Share your dilemmas and get honest opinions from other Mumsnetters.

to not mind the term 'babysitting'

8 replies

dotdashdashdash · 23/07/2020 14:50

I know loads of people really dislike the term "babysitting" when applied to a parent in sole care of their child whilst the other parent is doing a specific activity. But I don't mind it. I use it loads with DH: "I'll babysit, you pop to the shops". Or "are you ok to babysit if go to Xs for drinks?" etc. I use it in reference to both what I am doing e.g. "I can't, I have to babysit as DH is at X" and to DH "Oh yes, night off, DH is babysitting".

I think it's a concise to way to say, I will be in charge of the kids whilst you go out or you do something where you cannot look after them. Another way of saying "I'm looking after the kids" or "I'm parenting alone".

I think it is different to (or at least a specific part of) "parenting" which is something I do whether the children are in my presence or not and can be done jointly or solely.

Yet I have some friends who take real issue with the term. AIBU to use it?

OP posts:
Rosebel · 23/07/2020 14:55

Not unreasonable if you are comfortable with it but not a, term I'd use. More likely to say are you alright with the kids tonight.
I think a lot of people resent it as, it's often said to men. The idea is that looking after your own children is parenting not babysitting.

AryaStarkWolf · 23/07/2020 14:55

It's OK if it used for you both I think, I've used it it before but more in a kind of a jokey way, eg :

Friend : Do you want to call over tonight for a few drinks?
Me : Nah, I can't tonight I'm babysitting as DH is out

I think if it's only used when talking about the father and the mother is the only one who has to book her time off and arrange him to babysit, then it's a problem

Stannisbaratheonsboxofmatches · 23/07/2020 14:57

I think it all depends on how it’s used, context etc.

EverdeRose · 23/07/2020 14:58

Sadly in my circle it's not used in that way.
It's a 'I hope DH will babysit so I can come out for tapas' or partners saying 'I can't do any other menial task, I'm babysitting'

dolorsit · 23/07/2020 14:58

Babysitting means "to take temporary care of a child or children in the absence of a parent or guardian"

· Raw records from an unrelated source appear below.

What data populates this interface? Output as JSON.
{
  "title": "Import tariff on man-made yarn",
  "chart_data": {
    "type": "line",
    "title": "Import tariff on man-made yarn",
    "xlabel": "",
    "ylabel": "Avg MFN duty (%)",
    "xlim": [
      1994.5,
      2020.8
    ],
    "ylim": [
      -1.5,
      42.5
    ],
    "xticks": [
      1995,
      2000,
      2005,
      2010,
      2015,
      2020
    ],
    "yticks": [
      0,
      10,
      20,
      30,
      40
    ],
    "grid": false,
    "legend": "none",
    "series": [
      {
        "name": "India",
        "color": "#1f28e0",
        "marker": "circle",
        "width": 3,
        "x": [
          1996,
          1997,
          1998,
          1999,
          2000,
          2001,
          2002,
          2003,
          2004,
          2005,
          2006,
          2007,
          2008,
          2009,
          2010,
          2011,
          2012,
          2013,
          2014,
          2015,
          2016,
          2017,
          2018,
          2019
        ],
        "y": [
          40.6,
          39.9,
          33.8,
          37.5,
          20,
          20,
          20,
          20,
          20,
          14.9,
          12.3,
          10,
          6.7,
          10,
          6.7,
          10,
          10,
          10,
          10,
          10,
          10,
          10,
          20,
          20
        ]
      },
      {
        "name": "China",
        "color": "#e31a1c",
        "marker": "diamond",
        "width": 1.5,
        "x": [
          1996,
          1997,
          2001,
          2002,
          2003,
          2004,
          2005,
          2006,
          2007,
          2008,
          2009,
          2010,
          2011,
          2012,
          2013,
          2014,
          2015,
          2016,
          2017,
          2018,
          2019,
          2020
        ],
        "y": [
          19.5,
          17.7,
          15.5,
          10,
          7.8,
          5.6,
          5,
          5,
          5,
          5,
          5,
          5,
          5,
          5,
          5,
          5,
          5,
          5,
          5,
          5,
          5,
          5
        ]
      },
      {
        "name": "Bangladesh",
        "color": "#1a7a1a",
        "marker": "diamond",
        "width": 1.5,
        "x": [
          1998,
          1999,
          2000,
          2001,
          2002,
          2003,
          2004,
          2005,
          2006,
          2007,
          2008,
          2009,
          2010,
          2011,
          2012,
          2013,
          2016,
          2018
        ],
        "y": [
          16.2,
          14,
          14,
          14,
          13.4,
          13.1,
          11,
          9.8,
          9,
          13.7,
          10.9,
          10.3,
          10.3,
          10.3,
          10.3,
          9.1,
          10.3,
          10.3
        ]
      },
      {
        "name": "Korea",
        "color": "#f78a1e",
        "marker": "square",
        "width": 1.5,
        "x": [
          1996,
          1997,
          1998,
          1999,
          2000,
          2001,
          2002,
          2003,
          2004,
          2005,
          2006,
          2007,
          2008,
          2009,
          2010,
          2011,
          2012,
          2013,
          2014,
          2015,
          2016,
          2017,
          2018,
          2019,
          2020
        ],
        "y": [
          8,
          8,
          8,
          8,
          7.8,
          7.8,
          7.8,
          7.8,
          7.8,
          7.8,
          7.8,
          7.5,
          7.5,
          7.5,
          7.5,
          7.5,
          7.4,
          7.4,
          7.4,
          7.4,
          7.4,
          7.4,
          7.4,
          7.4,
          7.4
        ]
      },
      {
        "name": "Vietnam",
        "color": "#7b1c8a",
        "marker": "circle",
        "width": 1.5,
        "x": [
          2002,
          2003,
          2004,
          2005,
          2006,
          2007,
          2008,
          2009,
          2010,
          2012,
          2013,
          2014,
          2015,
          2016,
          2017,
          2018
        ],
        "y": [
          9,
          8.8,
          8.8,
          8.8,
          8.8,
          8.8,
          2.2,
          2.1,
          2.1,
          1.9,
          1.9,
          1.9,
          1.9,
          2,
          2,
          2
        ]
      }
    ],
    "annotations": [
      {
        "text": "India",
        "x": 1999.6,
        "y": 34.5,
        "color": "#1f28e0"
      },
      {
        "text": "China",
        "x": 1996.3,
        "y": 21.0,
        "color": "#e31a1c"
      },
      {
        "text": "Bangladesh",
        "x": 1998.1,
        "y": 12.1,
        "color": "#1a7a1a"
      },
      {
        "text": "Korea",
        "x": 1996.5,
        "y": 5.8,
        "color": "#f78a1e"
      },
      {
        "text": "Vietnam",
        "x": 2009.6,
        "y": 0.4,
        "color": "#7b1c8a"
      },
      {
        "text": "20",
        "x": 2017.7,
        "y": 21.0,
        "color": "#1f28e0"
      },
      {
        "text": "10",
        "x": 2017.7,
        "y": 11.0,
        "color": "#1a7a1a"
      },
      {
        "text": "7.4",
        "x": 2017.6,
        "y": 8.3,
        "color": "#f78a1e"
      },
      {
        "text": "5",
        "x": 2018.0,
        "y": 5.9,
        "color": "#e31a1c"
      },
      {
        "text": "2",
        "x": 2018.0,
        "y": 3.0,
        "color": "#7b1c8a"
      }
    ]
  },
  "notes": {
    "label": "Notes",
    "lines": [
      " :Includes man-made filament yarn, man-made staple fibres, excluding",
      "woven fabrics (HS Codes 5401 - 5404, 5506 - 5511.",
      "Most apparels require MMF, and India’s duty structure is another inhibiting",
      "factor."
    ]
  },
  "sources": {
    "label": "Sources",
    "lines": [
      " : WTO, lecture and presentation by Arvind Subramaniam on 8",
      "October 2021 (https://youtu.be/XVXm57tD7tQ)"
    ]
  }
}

So I think it's a bit odd to use the phrase when you are talking about your own children.

FudgeBrownie2019 · 23/07/2020 15:00

It is never babysitting when they're your own DC. It's fine to use it, it's fine to be fine with it, but it's still not babysitting.

I've had the odd person ask me if DH is babysitting when I've been out. It isn't important enough to bother me, but it's not something I'd use.

OnlyFoolsnMothers · 23/07/2020 15:01

Odd phrase as a parent- either male or female. If I’m invited out and my husband has plans already I’ll just say I can’t come husband is out that night. It’s a given you are with your kids as a parent, to say babysitting implies it’s a given that you aren’t with them unless you are needed to be.

cstaff · 23/07/2020 15:07

When it is only used in the context of a husband or male partner then I think it is completely wrong. A babysitter is someone from outside of the household.

In your case as both of you say it that is acceptable but in general the above is what is what is usually being referred to.